Once again their eyes met, and I could see how much Cary likes this cool, slim girl That she adores him, there can be no doubt.

I must admit that I have seen Cary on previous occasions when he was courting this belle or that one and believed himself to be in love. But the way he treats Betsy is different. He respects her, listens to her judgment, and has a protective attitude toward her that is charming.



Gone are the traces of the siege with the yellow jaundice Cary had earlier in the year. And he has put back some weight. He looks as though he is spending a lot of time in the sun. And he isn’t restless.

“You know,” I told Cary, “I think one of the reasons you like Betsy so much is because she wants to do the things you like to do, and that’s a cheerful contrast to your last wife.” I was referring, of course, to Barbara Hutton.

“Poor Barbara.” Cary spoke with sincere feeling. “I hope her health improves. I am so sorry she has been so ill.”



I remember a dinner at Barbara Hutton’s. With few exceptions, the guests were titled foreigners who spoke only French. It was a stilted gathering and no psychoanalyst was needed to sense how Pored Cary was with the whole thing.

But even when he and Barbara parted, as they were bound to do, Cary never in any way criticized her or her mode of life.

He was the same way, too, about his first wife, Virginia Cherrill. When they broke up, he blamed himself more than Virginia.

“How old are you?” I asked Betsy, who’s too young for that question to be impolite.



“I’m twenty-six,” she replied. “And much too young for me,” Cary said. “I’m not!” Betsy said quickly. “A man should be older, and there isn’t as much difference in our ages as you pretend.”

Cary laughed, “You mean, it isn’t a case of May and December?”

“Do you think,” I pressed, “you will marry the first of the year? Above all, don’t elope before this story is in print.”

“If we do, we will let you know.”

“Betsy has two pictures to make,” Cary explained, “and I have one starting in January. But you never can tell,” he laughed. “If she is as good as you say, in ‘Dancing in the Dark,’ she may not want to marry me at all. But, at any rate, you are safe in saying we are going to get married, and sometime not too far away.”



It was the first time either Cary or Betsy had admitted to me they had any plans to marry and maybe you don’t think I didn’t file it away.

He laughed. “You know, Louella,” he said, “you’ve tricked me into making a lot of admissions.
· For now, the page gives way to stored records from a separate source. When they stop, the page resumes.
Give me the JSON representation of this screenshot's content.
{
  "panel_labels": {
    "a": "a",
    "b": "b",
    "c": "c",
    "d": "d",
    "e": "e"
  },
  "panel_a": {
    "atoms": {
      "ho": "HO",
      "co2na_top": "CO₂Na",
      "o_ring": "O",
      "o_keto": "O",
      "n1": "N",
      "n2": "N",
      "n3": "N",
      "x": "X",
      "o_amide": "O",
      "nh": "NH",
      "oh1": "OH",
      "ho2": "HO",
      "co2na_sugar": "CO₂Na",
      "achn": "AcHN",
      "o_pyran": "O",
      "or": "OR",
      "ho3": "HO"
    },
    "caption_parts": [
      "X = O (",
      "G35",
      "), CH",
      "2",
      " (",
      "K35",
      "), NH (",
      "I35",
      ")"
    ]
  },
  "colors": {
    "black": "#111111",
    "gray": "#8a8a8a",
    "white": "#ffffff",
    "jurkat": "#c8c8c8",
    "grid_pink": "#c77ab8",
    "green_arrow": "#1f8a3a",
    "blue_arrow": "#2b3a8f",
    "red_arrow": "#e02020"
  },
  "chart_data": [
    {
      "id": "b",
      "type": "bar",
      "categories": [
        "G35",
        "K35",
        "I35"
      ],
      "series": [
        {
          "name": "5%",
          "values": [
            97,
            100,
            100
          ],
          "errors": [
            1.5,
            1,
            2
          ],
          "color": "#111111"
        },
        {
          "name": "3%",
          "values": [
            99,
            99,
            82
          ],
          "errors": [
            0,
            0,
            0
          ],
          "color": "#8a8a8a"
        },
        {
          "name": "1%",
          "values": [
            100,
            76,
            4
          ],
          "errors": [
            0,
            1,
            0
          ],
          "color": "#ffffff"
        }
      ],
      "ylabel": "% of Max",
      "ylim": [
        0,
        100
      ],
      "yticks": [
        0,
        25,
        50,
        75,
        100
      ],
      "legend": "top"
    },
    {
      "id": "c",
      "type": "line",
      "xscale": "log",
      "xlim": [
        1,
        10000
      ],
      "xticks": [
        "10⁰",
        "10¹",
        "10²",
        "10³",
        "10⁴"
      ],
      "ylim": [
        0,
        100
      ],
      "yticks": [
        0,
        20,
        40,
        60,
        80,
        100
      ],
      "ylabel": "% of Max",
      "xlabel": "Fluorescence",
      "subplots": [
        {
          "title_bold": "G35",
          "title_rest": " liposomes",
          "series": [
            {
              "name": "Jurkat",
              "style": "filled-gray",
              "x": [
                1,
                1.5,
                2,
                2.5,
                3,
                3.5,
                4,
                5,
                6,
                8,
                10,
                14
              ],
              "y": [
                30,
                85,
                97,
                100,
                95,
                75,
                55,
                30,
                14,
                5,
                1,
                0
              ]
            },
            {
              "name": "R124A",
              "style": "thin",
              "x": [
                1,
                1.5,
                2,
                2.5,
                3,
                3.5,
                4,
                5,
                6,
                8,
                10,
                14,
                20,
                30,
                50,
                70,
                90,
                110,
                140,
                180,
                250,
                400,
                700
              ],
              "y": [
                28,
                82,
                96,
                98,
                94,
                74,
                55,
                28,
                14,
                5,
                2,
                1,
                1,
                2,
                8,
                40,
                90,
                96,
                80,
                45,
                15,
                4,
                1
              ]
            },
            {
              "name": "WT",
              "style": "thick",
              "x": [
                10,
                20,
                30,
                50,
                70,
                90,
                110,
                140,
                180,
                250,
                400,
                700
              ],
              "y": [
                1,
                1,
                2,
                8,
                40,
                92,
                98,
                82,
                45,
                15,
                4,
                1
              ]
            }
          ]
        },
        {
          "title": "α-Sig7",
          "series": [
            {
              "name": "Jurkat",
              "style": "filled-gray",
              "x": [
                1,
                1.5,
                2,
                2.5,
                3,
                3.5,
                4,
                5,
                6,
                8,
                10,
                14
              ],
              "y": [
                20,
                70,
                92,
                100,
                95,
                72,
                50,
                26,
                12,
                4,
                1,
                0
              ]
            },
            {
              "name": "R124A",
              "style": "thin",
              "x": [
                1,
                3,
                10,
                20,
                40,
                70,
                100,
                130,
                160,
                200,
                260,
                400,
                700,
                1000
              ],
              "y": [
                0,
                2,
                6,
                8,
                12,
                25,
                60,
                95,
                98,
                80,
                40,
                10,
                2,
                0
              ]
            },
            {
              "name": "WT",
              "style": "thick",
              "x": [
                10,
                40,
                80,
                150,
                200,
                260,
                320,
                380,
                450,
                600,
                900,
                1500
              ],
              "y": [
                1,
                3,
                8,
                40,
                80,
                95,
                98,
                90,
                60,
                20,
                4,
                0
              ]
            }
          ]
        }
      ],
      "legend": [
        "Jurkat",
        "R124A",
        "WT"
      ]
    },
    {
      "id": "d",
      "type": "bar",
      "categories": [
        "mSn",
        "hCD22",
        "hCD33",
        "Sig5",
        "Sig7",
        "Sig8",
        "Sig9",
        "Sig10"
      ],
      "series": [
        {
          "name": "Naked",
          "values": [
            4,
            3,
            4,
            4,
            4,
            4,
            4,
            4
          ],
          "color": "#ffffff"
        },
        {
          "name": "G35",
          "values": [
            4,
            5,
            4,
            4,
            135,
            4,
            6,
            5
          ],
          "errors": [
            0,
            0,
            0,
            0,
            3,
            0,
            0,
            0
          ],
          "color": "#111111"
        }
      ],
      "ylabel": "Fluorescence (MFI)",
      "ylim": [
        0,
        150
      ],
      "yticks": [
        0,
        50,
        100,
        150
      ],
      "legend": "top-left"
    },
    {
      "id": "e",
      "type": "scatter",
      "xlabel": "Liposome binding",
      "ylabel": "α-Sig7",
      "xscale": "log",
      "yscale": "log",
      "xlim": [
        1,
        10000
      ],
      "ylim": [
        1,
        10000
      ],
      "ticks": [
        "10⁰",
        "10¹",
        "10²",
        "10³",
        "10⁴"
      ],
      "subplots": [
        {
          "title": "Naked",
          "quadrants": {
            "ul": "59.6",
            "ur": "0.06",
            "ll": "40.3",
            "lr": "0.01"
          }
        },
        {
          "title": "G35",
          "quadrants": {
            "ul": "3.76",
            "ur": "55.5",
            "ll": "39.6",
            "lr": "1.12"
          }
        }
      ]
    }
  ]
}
You’ve been hurling questions at me a mile a minute.”

“I’m going to hurl another,” I said. “Do you think Betsy will succeed as a top actress?”

“If she has the right directors and stories,” he replied promptly. “She has the innate talent. But she can’t be a puppet just to make a commercial success.”



“And I have a feeling you will not in the least mind if she should give it all up to become plain Mrs. Cary Grant,” I said.

“No, no!” he protested. “I have found real happiness in my career. And Betsy should have the same opportunity, if she wants it.”

At the door, I kissed Betsy on the cheek. Her face was so fresh and so shining I couldn’t resist letting her know how much I hoped she would keep her happiness.

If only she and Cary will not fall into the Hollywood pattern of discontent, how wonderful it will be.